Einziger wirklicher Unterschied zwischen Erleiden und Nur-Zuschauen: Andere Prozesse, wie die Reizung von Schmerzrezeptoren, sind vermutlich sehr spezifisch für Schmerz.

Die Neurowissenschaftler schlagen demnach vor, die Bausteine von direktem und empathischem Schmerz zu vergleichen: Welche sind identisch und welche sind wiederum das Spezifische und Einzigartige der jeweiligen Schmerzform?

Einen entscheidenden Beleg für diesen Denkansatz liefert eine beinahe zeitgleich veröffentlichte Studie von Wissenschaftlern des Max-Planck-Instituts für Kognitions- und Neurowissenschaften in Zusammenarbeit mit der Universität Genf: Sie konnte zum ersten Mal nachweisen, dass die vordere Inselregion und der mittlere cinguläre Cortex bei schmerzhaften Erfahrungen sowohl generellere Bestandteile, die auch bei anderen negativen Erfahrungen wie Ekel oder Ungerechtigkeitsempfinden auftreten, als auch schmerz-spezifische Informationen verarbeiten – egal, ob es sich um direkten oder empathischen Schmerz handelt.

Die allgemeineren Komponenten signalisieren dabei, dass es sich überhaupt um ein Negativereignis handelt und nicht etwa um etwas Freudiges. Die spezifischen Informationen geben wiederum Auskunft darüber, dass es sich tatsächlich um Schmerz handelt – statt um Ekel oder Ungerechtigkeit und ob ich oder der andere den Schmerz erlebt.
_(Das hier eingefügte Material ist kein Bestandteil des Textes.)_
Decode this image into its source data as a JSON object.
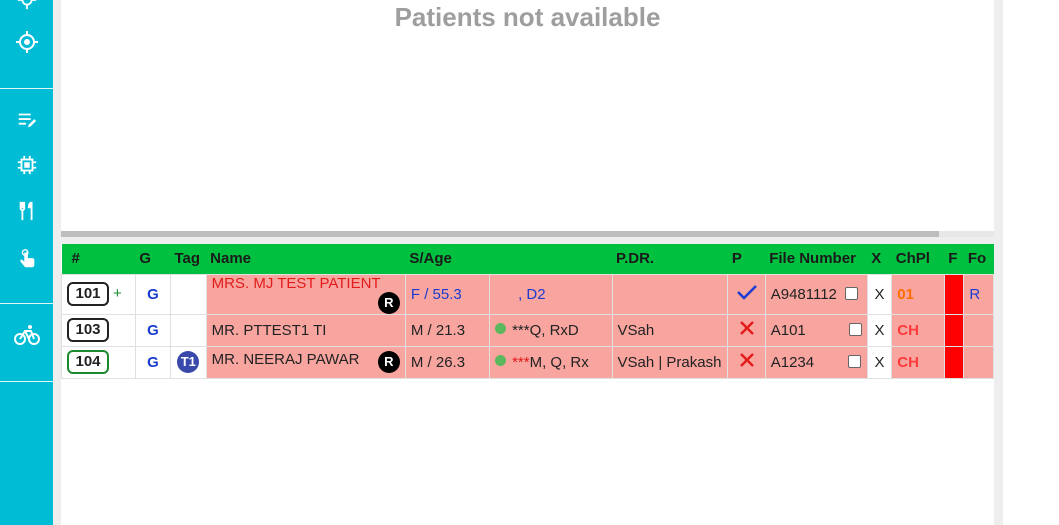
{
  "sidebar": {
    "icons": [
      "gps-icon",
      "crosshair-icon",
      "edit-list-icon",
      "chip-icon",
      "dining-icon",
      "hand-touch-icon",
      "bicycle-icon"
    ]
  },
  "top_panel": {
    "message": "Patients not available"
  },
  "table": {
    "headers": [
      "#",
      "G",
      "Tag",
      "Name",
      "S/Age",
      "",
      "P.DR.",
      "P",
      "File Number",
      "X",
      "ChPl",
      "F",
      "Fo"
    ],
    "rows": [
      {
        "num": "101",
        "plus": "+",
        "g": "G",
        "tag": "",
        "name": "MRS. MJ TEST PATIENT",
        "r_badge": "R",
        "sage": "F / 55.3",
        "details_prefix": "",
        "details": ", D2",
        "pdr": "",
        "p_icon": "check-icon",
        "file": "A9481112",
        "x": "X",
        "chpl": "01",
        "fo": "R"
      },
      {
        "num": "103",
        "plus": "",
        "g": "G",
        "tag": "",
        "name": "MR. PTTEST1 TI",
        "r_badge": "",
        "sage": "M / 21.3",
        "details_prefix": "",
        "details": "***Q, RxD",
        "pdr": "VSah",
        "p_icon": "cross-icon",
        "file": "A101",
        "x": "X",
        "chpl": "CH",
        "fo": ""
      },
      {
        "num": "104",
        "plus": "",
        "g": "G",
        "tag": "T1",
        "name": "MR. NEERAJ PAWAR",
        "r_badge": "R",
        "sage": "M / 26.3",
        "details_prefix": "***",
        "details": "M, Q, Rx",
        "pdr": "VSah | Prakash",
        "p_icon": "cross-icon",
        "file": "A1234",
        "x": "X",
        "chpl": "CH",
        "fo": ""
      }
    ]
  },
  "colors": {
    "sidebar": "#00bcd4",
    "header_green": "#00c040",
    "row_pink": "#f8a5a0",
    "flag_red": "#ff0000"
  }
}
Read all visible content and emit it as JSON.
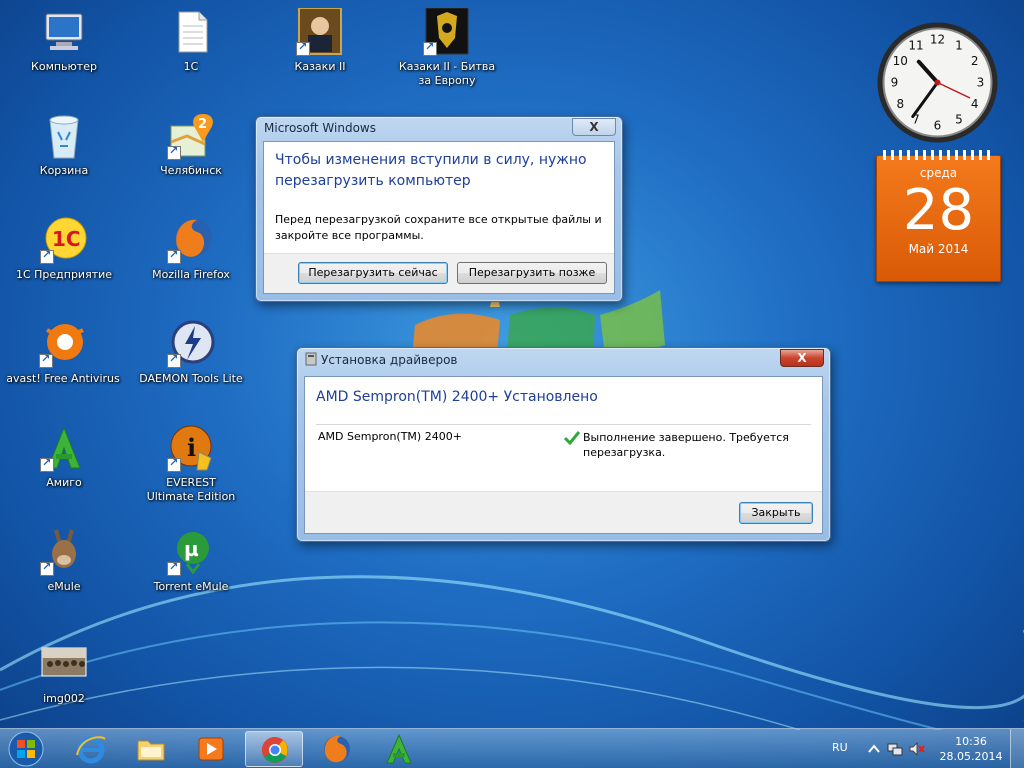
{
  "desktop_icons": [
    {
      "label": "Компьютер",
      "icon": "computer-icon"
    },
    {
      "label": "1С",
      "icon": "document-icon"
    },
    {
      "label": "Казаки II",
      "icon": "cossacks-icon"
    },
    {
      "label": "Казаки II - Битва за Европу",
      "icon": "cossacks-europe-icon"
    },
    {
      "label": "Корзина",
      "icon": "recycle-bin-icon"
    },
    {
      "label": "Челябинск",
      "icon": "map-icon"
    },
    {
      "label": "1С Предприятие",
      "icon": "1c-icon"
    },
    {
      "label": "Mozilla Firefox",
      "icon": "firefox-icon"
    },
    {
      "label": "avast! Free Antivirus",
      "icon": "avast-icon"
    },
    {
      "label": "DAEMON Tools Lite",
      "icon": "daemon-tools-icon"
    },
    {
      "label": "Амиго",
      "icon": "amigo-icon"
    },
    {
      "label": "EVEREST Ultimate Edition",
      "icon": "everest-icon"
    },
    {
      "label": "eMule",
      "icon": "emule-icon"
    },
    {
      "label": "Torrent eMule",
      "icon": "utorrent-icon"
    },
    {
      "label": "img002",
      "icon": "image-thumbnail-icon"
    }
  ],
  "gadgets": {
    "clock": {
      "hour": 10,
      "minute": 36
    },
    "calendar": {
      "weekday": "среда",
      "day": "28",
      "month_year": "Май 2014"
    }
  },
  "restart_dialog": {
    "title": "Microsoft Windows",
    "close": "X",
    "heading": "Чтобы изменения вступили в силу, нужно перезагрузить компьютер",
    "message": "Перед перезагрузкой сохраните все открытые файлы и закройте все программы.",
    "restart_now": "Перезагрузить сейчас",
    "restart_later": "Перезагрузить позже"
  },
  "driver_dialog": {
    "title": "Установка драйверов",
    "close": "X",
    "heading": "AMD Sempron(TM) 2400+ Установлено",
    "device": "AMD Sempron(TM) 2400+",
    "status": "Выполнение завершено. Требуется перезагрузка.",
    "close_button": "Закрыть"
  },
  "taskbar": {
    "pinned": [
      {
        "name": "internet-explorer"
      },
      {
        "name": "explorer"
      },
      {
        "name": "media-player"
      },
      {
        "name": "chrome",
        "active": true
      },
      {
        "name": "firefox"
      },
      {
        "name": "amigo"
      }
    ],
    "language": "RU",
    "time": "10:36",
    "date": "28.05.2014"
  },
  "colors": {
    "accent": "#1f5fbf",
    "dialog_heading": "#1e3f9a",
    "calendar": "#e8690f"
  }
}
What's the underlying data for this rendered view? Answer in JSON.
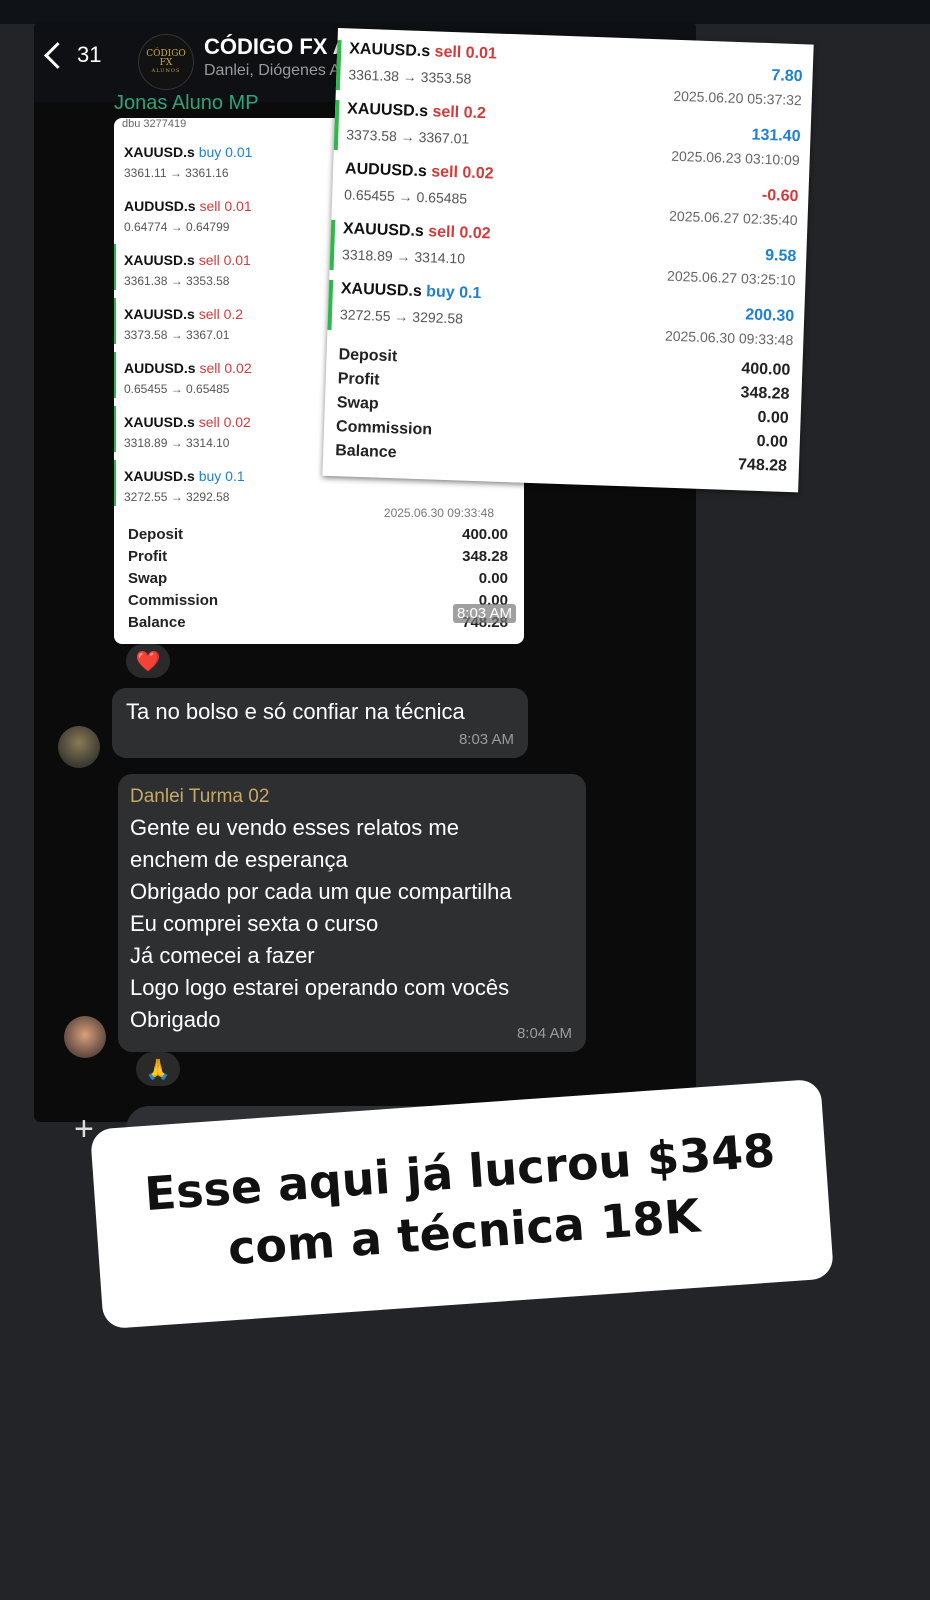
{
  "header": {
    "back_count": "31",
    "group_title": "CÓDIGO FX AL",
    "group_members": "Danlei, Diógenes Al",
    "avatar_text": [
      "CÓDIGO",
      "FX",
      "ALUNOS"
    ]
  },
  "sender_tag": "Jonas Aluno MP",
  "back_statement": {
    "header_partial": "dbu 3277419",
    "trades": [
      {
        "symbol": "XAUUSD.s",
        "side": "buy",
        "lot": "0.01",
        "prices": "3361.11 → 3361.16"
      },
      {
        "symbol": "AUDUSD.s",
        "side": "sell",
        "lot": "0.01",
        "prices": "0.64774 → 0.64799"
      },
      {
        "symbol": "XAUUSD.s",
        "side": "sell",
        "lot": "0.01",
        "prices": "3361.38 → 3353.58"
      },
      {
        "symbol": "XAUUSD.s",
        "side": "sell",
        "lot": "0.2",
        "prices": "3373.58 → 3367.01"
      },
      {
        "symbol": "AUDUSD.s",
        "side": "sell",
        "lot": "0.02",
        "prices": "0.65455 → 0.65485"
      },
      {
        "symbol": "XAUUSD.s",
        "side": "sell",
        "lot": "0.02",
        "prices": "3318.89 → 3314.10"
      },
      {
        "symbol": "XAUUSD.s",
        "side": "buy",
        "lot": "0.1",
        "prices": "3272.55 → 3292.58"
      }
    ],
    "last_time": "2025.06.30 09:33:48",
    "summary": [
      {
        "label": "Deposit",
        "value": "400.00"
      },
      {
        "label": "Profit",
        "value": "348.28"
      },
      {
        "label": "Swap",
        "value": "0.00"
      },
      {
        "label": "Commission",
        "value": "0.00"
      },
      {
        "label": "Balance",
        "value": "748.28"
      }
    ],
    "message_time": "8:03 AM"
  },
  "front_statement": {
    "trades": [
      {
        "symbol": "XAUUSD.s",
        "side": "sell",
        "lot": "0.01",
        "prices": "3361.38 → 3353.58",
        "pl": "7.80",
        "datetime": "2025.06.20 05:37:32"
      },
      {
        "symbol": "XAUUSD.s",
        "side": "sell",
        "lot": "0.2",
        "prices": "3373.58 → 3367.01",
        "pl": "131.40",
        "datetime": "2025.06.23 03:10:09"
      },
      {
        "symbol": "AUDUSD.s",
        "side": "sell",
        "lot": "0.02",
        "prices": "0.65455 → 0.65485",
        "pl": "-0.60",
        "datetime": "2025.06.27 02:35:40"
      },
      {
        "symbol": "XAUUSD.s",
        "side": "sell",
        "lot": "0.02",
        "prices": "3318.89 → 3314.10",
        "pl": "9.58",
        "datetime": "2025.06.27 03:25:10"
      },
      {
        "symbol": "XAUUSD.s",
        "side": "buy",
        "lot": "0.1",
        "prices": "3272.55 → 3292.58",
        "pl": "200.30",
        "datetime": "2025.06.30 09:33:48"
      }
    ],
    "summary": [
      {
        "label": "Deposit",
        "value": "400.00"
      },
      {
        "label": "Profit",
        "value": "348.28"
      },
      {
        "label": "Swap",
        "value": "0.00"
      },
      {
        "label": "Commission",
        "value": "0.00"
      },
      {
        "label": "Balance",
        "value": "748.28"
      }
    ]
  },
  "reactions": {
    "first": "❤️",
    "second": "🙏"
  },
  "messages": [
    {
      "text": "Ta no bolso e só confiar na técnica",
      "time": "8:03 AM"
    },
    {
      "sender": "Danlei Turma 02",
      "lines": [
        "Gente eu vendo esses relatos me",
        "enchem de esperança",
        "Obrigado por cada um que compartilha",
        "Eu comprei sexta o curso",
        "Já comecei a fazer",
        "Logo logo estarei operando com vocês",
        "Obrigado"
      ],
      "time": "8:04 AM"
    }
  ],
  "input": {
    "plus": "+"
  },
  "caption": {
    "line1": "Esse aqui já lucrou $348",
    "line2": "com a técnica 18K"
  },
  "colors": {
    "sell": "#d23b3b",
    "buy": "#1f7fd1",
    "green_bar": "#2fb84a",
    "sender_tag": "#2fa37a",
    "sender_name": "#c8a866"
  }
}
„Sowohl die unspezifischen als auch die spezifischen Informationen werden parallel in den für Schmerz zuständigen Hirnstrukturen verarbeitet. Aber die Erregungsmuster sehen anders aus“, so Anita Tusche, ebenfalls Neurowissenschaftlerin am Leipziger Max-Planck-Institut und eine der Autorinnen der Studie.

Indem unser Gehirn diese verschiedenen Komponenten parallel bewältigt, können wir verschiedene unangenehme Erfahrungen zeit- und energiesparend verarbeiten. Gleichzeitig können wir aber auch die Detailinformationen schnell registrieren, sodass wir wissen, um was für ein unangenehmes Ereignis es sich genau handelt – und ob es uns direkt oder einen anderen betrifft.

„Dass unser Gehirn Schmerz und andere unangenehme Erfahrungen zu großen Teilen gleich verarbeitet, egal, ob wir sie selbst oder andere sie erleben, hat große Bedeutung für das soziale Miteinander“, so Tusche. „Denn es lässt uns verstehen, was der andere durchmacht.“

Und das könnte auch ein Erklärungsansatz dafür sein, warum uns das Leid anderer Menschen, auch wenn wir es nur im Fernsehen anschauen, eben doch berührt – und zwar nicht nur in stark emotionalen Unterhaltungsfilmen, sondern auch in den täglichen Nachrichten. So dass tragische Ereignisse in der Welt immer auch eine Welle der Empathie hierzulande auslösen, auch wenn die Zuschauer nicht direkt betroffen sind von dem Ereignis. Aber „nachfühlen“ können sie es sehr gut.

Und es könnte ein Ansatz sein, zu verstehen, warum starke Bilder des politischen Framing derart nachhaltig wirken bei Menschen, die sich einfach von der kurzzeitigen Emotion treiben lassen und die starken, emotionsgeladenen Bilder nicht hinterfragen.